WASHINGTON -- Less than a week after Democrat Elizabeth Warren launched her campaign for the U.S. Senate in Massachusetts, a new automated poll shows her running neck-and-neck with incumbent Republican Scott Brown.
The new survey, conducted by the Democratic-affiliated firm Public Policy Polling (PPP), gives Warren a slight edge over Brown (46 to 44 percent) among likely voters. The two-point gap between the candidates falls well within the survey's 3.5 percent margin of error.
The results come as something of a surprise, given that two live-interviewer polls conducted in late August showed Brown comfortably ahead. A survey conducted by the MassINC Polling Group for Boston radio station WBUR found Brown ahead among likely voters by nine points (44 to 35 percent), while a Boston Globe/University of New Hampshire poll had brown leading among all adults by 19 points (48 to 29 percent).
A closer look shows most of the variation among the polls occurs in Warren's share of the vote. Brown's support on the new PPP poll is the same as that measured by the WBUR poll two weeks ago (44 percent). Brown's numbers were only slightly higher on the Boston Globe and PPP polls (48 and 47 percent, respectively), differences that could be explained by random sampling error alone.
Candidates typically gain support when they announce their candidacy, but Warren's gains in the PPP poll are quite large. The percentage of respondents able to rate Warren jumped from 38 to 60 percent since PPP last surveyed Massachusetts voters in June. Warren's favorable rating has nearly doubled, growing from 21 to 40 percent since June.
The big jump in Scott Brown's disapproval rating on PPP's tracking -- up from 36 to 46 percent since June -- may be more surprising. The other recent polls probed Brown's personal favorability, rather than his job performance. Their favorability questions also explicitly offered respondents the option to say they "don't know enough" about Brown to rate him. As summarized in the table below, both surveys found slightly higher positives and much lower negatives. Brown's unfavorable ratings were just 25 and 26 percent, respectively, on the recent WBUR and Boston Globe polls.
While Warren's announcement alone is unlikely to have increased Brown's negatives, the incumbent may well be suffering from the recently declining public perceptions of Congress as a whole. Recent surveys have shown sharp declines in approval for both Republicans and Democrats in Congress and results that match all-time lows for the Congress as a whole.
Some survey researchers worry that automated surveys, with their typically lower response rates, may exaggerate support for candidates with more energized supporters. But automated polls, including one from PPP, were among the first to detect the surge toward Scott Brown and his candidacy for Senate in early January 2010. And PPP's final survey in that race correctly predicted Brown's ultimate five-point margin of victory.

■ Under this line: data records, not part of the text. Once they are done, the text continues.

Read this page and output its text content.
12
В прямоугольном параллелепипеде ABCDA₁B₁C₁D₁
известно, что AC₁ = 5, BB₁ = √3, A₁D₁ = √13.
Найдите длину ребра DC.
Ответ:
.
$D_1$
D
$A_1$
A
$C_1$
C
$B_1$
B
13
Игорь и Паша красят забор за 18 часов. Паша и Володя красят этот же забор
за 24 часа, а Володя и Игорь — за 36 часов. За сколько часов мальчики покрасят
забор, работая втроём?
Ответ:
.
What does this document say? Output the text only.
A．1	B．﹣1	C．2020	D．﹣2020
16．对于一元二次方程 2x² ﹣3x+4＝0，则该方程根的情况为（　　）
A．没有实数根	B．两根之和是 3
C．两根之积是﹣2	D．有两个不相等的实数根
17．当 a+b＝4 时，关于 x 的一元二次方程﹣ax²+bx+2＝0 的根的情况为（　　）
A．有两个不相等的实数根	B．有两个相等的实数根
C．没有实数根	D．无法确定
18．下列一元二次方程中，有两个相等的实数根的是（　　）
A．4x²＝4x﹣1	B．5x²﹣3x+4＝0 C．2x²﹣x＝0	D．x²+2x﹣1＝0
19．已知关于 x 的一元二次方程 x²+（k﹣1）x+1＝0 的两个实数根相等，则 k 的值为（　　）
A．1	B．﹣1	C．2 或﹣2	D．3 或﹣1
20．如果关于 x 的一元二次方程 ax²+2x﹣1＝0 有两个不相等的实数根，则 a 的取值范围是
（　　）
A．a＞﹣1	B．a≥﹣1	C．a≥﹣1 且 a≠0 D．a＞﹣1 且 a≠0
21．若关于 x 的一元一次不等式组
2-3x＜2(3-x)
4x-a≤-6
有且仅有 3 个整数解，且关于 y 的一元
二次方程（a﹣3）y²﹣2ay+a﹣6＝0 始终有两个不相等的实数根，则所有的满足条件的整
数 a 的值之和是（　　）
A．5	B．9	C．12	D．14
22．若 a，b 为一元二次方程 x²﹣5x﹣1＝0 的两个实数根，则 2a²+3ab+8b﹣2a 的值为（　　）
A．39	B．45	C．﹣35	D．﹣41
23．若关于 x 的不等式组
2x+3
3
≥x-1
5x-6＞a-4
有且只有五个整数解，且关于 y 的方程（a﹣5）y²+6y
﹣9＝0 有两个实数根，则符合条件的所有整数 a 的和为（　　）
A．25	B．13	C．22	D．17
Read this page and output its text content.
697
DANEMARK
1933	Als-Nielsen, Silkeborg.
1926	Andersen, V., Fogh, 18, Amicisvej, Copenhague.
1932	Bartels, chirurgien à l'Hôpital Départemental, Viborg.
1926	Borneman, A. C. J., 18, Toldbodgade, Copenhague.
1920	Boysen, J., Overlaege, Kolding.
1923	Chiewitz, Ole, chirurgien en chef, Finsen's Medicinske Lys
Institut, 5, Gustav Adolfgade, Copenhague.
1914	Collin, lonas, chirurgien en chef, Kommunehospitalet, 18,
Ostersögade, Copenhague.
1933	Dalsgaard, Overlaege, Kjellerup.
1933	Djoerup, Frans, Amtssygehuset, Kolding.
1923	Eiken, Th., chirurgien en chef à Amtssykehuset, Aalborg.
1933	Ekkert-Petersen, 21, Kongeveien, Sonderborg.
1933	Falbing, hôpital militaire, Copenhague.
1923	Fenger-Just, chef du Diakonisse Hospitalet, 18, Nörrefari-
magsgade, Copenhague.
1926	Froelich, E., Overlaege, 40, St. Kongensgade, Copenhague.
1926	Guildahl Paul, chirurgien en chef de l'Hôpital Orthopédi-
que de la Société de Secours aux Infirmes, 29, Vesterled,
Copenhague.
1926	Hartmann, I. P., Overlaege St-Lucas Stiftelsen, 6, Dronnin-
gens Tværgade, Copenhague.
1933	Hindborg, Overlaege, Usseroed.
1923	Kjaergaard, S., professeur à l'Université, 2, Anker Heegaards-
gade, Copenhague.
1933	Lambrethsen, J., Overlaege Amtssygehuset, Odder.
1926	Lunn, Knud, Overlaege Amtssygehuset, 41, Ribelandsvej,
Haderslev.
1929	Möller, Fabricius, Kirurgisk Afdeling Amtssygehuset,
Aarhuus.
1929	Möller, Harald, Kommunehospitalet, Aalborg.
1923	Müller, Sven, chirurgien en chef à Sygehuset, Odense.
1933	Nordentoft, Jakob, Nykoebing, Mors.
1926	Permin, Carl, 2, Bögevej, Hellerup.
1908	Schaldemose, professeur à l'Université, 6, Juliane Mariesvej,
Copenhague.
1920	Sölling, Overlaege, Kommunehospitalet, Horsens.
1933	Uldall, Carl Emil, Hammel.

The timing of the new survey may be a more valid concern. PPP began interviewing just two days after Warren announced her candidacy. Declarations of candidacy typically generate a momentary wave of favorable news coverage. That combination may have produced gains for Warren that will not persist. It will take more surveys in the coming months to confirm whether the Brown-Warren race will remain as competitive at this latest PPP survey suggests.